Papo Cabeça Infância vai ao ar neste sábado,
às 17h
O Programa Papo Cabeça deste mês será
veiculado neste sábado, 27/11, às 17h pela Rádio
Cultura de Amparo (FM 102,9). O Papo Cabeça deste mês
está todo brigadeiro: ou seja, gostoso. Infância
foi o tema escolhido pelos participantes da Oficina de Rádio
do CAPS Amparo.
MEMÓRIAS DE INFÂNCIA
O Papo “Infância” vai contar estórias
e muitas histórias. Estórias de infância
que já se foram. Nossos repórteres entrevistaram
idosos que contaram como era bom ser criança antigamente.
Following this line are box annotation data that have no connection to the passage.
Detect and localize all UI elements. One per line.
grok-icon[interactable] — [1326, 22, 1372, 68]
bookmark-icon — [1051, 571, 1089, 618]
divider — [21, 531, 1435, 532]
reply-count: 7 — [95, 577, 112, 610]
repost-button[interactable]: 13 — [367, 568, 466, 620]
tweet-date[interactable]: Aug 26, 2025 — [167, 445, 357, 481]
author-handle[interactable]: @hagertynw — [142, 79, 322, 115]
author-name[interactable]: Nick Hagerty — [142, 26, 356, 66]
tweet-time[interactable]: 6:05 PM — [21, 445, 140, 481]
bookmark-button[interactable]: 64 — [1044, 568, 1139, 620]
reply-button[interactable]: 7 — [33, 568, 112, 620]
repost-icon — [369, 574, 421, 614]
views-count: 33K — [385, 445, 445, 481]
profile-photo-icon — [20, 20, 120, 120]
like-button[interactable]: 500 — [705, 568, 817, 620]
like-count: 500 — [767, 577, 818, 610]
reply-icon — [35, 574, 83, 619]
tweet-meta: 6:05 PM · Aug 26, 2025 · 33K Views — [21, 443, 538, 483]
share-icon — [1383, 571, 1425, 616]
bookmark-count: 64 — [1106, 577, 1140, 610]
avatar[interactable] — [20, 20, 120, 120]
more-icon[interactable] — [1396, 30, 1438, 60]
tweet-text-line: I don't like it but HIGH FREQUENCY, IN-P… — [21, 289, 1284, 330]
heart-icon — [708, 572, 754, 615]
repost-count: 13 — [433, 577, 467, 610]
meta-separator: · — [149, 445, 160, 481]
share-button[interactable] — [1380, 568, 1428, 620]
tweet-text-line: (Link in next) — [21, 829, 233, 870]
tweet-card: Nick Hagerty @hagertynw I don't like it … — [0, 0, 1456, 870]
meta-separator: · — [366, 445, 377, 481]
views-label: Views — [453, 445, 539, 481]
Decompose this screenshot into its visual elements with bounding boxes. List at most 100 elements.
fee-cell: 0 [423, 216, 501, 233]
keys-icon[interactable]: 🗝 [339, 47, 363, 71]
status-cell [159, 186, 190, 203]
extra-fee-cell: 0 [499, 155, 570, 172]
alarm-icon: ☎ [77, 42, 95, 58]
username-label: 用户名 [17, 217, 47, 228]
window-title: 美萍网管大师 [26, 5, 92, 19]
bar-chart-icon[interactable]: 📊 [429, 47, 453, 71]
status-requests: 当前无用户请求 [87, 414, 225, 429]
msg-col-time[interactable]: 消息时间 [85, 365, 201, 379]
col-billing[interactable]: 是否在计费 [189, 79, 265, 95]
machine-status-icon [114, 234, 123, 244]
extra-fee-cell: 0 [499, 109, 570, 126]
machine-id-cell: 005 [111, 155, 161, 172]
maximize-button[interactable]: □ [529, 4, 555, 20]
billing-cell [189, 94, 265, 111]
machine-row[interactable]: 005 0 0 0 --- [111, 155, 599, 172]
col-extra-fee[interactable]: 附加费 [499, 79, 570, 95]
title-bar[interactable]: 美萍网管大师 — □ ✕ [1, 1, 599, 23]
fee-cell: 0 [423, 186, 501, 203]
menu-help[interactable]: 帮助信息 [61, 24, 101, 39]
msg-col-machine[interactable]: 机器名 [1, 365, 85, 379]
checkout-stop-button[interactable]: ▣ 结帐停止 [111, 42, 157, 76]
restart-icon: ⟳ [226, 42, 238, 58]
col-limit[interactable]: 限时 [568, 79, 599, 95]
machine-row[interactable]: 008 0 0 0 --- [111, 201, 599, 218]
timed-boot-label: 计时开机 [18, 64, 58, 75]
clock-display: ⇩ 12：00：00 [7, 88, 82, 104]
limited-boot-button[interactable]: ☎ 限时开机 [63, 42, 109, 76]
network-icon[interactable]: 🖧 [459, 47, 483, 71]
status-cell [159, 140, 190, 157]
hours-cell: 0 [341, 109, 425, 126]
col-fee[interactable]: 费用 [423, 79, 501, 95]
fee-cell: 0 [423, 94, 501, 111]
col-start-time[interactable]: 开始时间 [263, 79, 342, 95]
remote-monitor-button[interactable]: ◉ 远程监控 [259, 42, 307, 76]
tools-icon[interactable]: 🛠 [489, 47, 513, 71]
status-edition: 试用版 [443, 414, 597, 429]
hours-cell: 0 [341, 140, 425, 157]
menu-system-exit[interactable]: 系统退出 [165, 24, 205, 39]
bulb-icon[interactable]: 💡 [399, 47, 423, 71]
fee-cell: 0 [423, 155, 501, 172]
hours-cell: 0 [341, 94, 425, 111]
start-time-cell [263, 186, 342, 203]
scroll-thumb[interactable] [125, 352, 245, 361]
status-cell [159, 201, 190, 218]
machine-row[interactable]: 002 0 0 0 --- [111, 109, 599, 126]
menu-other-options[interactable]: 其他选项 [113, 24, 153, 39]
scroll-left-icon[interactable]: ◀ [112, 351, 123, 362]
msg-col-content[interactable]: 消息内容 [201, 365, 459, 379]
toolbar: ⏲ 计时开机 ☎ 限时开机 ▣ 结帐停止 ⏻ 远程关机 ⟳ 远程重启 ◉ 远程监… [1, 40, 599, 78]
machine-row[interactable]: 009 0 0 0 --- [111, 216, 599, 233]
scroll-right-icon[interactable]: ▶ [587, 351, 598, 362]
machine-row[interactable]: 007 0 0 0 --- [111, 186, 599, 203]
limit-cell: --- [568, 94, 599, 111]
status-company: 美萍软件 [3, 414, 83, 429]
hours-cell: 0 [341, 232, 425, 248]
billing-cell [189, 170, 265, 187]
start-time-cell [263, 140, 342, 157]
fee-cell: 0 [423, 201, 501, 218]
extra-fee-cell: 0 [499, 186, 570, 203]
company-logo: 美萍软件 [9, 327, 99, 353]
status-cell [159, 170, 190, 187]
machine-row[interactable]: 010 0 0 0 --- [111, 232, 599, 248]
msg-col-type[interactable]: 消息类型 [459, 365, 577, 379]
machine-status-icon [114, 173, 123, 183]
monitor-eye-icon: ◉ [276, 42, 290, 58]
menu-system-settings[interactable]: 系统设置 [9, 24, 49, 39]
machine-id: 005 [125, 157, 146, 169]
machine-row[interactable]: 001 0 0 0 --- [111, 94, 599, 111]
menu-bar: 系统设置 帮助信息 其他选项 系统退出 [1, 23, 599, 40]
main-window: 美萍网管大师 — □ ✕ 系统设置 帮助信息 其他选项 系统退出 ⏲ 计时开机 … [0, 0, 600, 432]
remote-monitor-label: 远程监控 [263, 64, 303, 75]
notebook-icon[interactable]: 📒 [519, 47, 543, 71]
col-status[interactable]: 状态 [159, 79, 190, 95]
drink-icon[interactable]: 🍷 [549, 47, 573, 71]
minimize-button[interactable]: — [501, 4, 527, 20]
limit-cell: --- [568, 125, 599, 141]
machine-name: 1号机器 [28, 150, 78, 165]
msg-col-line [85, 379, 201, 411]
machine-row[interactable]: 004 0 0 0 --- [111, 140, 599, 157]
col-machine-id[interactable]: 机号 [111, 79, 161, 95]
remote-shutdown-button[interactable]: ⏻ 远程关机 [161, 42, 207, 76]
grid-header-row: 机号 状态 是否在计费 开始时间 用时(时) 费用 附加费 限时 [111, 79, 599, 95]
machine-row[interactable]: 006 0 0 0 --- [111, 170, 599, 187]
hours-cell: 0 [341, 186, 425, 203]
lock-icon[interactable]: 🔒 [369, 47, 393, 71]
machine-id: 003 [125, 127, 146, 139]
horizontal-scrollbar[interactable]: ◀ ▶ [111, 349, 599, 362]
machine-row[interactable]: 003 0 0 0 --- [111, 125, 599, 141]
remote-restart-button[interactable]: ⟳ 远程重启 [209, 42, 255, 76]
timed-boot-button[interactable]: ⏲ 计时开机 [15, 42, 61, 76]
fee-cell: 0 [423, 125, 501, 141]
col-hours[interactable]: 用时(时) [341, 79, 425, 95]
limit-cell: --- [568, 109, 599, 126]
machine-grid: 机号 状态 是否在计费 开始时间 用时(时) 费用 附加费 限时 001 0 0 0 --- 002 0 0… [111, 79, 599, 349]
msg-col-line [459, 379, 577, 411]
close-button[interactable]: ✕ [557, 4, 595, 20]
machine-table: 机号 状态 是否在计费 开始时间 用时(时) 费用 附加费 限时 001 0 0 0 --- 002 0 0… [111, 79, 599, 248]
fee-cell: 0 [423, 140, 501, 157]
Mas, ser criança é bom em qualquer época,
mesmo em tempos de guerra, por isso o programa traz um manifesto
de apoio à Campanha do Desarmamento.
Entre a equipe do programa um debate surgiu, durante
as gravações: a TV educa? Os programas infantis
são bons? E como está a qualidade dos desenhos
animados?
Exclusivo: Dra. Zilda Arns, Coordenadora da Pastoral
da Criança, nos contou qual é seu grande sonho.
Na APAE, instituição que cuida de crianças
especiais, nossa equipe se emocionou ao constatar que apesar
de tudo, ser criança supera qualquer dor e desafio.
E mais: bola, peteca, bombom, chiclete, carrinho...músicas,
ciranda, ECA, depoimentos emocionantes e divertidos. Não
perca! Esperamos você para mais esse programa.
PAPO CABEÇA
O Papo Cabeça é fruto da Oficina de Rádio
realizada pelos usuários do Centro de Atenção
Psicossocial de Amparo em parceria com o Departamento de Comunicação
Social da Prefeitura de Amparo.
A Oficina de Rádio tem como objetivo principal
propiciar um canal de comunicação entre uma
parcela excluída da sociedade e a comunidade em geral,
visando a mudança de idéias, posturas e comportamentos
em relação ao doente mental e a loucura.
O projeto foi desenvolvido e idealizado pela Coordenação
da Saúde Mental e Departamento de Comunicação
da Prefeitura de Amparo e conta com patrocínio da Petrobrás.
Participam dessa oficina 11 usuários do CAPS/Amparo,
que recebem mensalmente uma bolsa-trabalho.
A oficina radiofônica será mais uma opção
de atividade laborativa, significativa e não-alienante,
para parte dos usuários de saúde mental do município.
Essa iniciativa pretende abrir as portas para outras
ações e mudanças, como criar legitimação
social que sustente iniciativas em saúde mental previstas
para um futuro próximo, como as moradias protegidas
e a cooperativa de trabalho.
Esse projeto dá voz ao Fabio, a Júlia,
Arnaldo, Zé Coimbra, Sônia, Marta, Amadeu, João,
Valdir, Ana Lígia, Ademir e muitos outros que durante
2005 estarão participando da Oficina de Rádio
do CAPS/Amparo, produzindo um programa que irá ao ar
pela Rádio Cultura de Amparo (FM 102,9).
COMO ESCUTAR A LOUCURA?
Já existem experiências semelhantes como
a “Rádio TAN-TAN”, que foi a precursora
dessa idéia, na década de 80, em Santos e atualmente
o “Maluco Beleza”, veiculado pela Educativa de
Campinas (101.9 FM).
Mas, o diferencial do programa realizado pelos usuários
do CAPS/Amparo, em parceria entre a Secretaria Municipal de
Saúde e Departamento de Comunicação Social
da Prefeitura, está na remuneração dos
usuários, gerando trabalho e renda a eles.
O êxito dessas experiências em rádio,
levada ao ar pelas cidades de Santos e Campinas - pólos
vanguardistas da reforma psiquiátrica nacional - reforçam
a iniciativa no sentido de dar voz a essa importante parcela
da população, excluída pelos arbítrios
ocorridos durante dois séculos no interior dos manicômios.
Nos dois municípios citados, a “Rádio
Tan-Tan” e o programa “Maluco Beleza”, respectivamente,
foram fundamentais e efetivos na abertura de comunicação
entre os doentes mentais e a sociedade em geral, contribuindo
sensivelmente para a mudança de posições
e idéias em relação à loucura.
Tais mudanças constituem-se em base importante e necessária
para o aumento da permeabilidade social, da inclusão
e conseqüentemente da oferta de novas inserções
possíveis, seja no plano do lazer, da convivência
e de atividades profissionais e laborativas.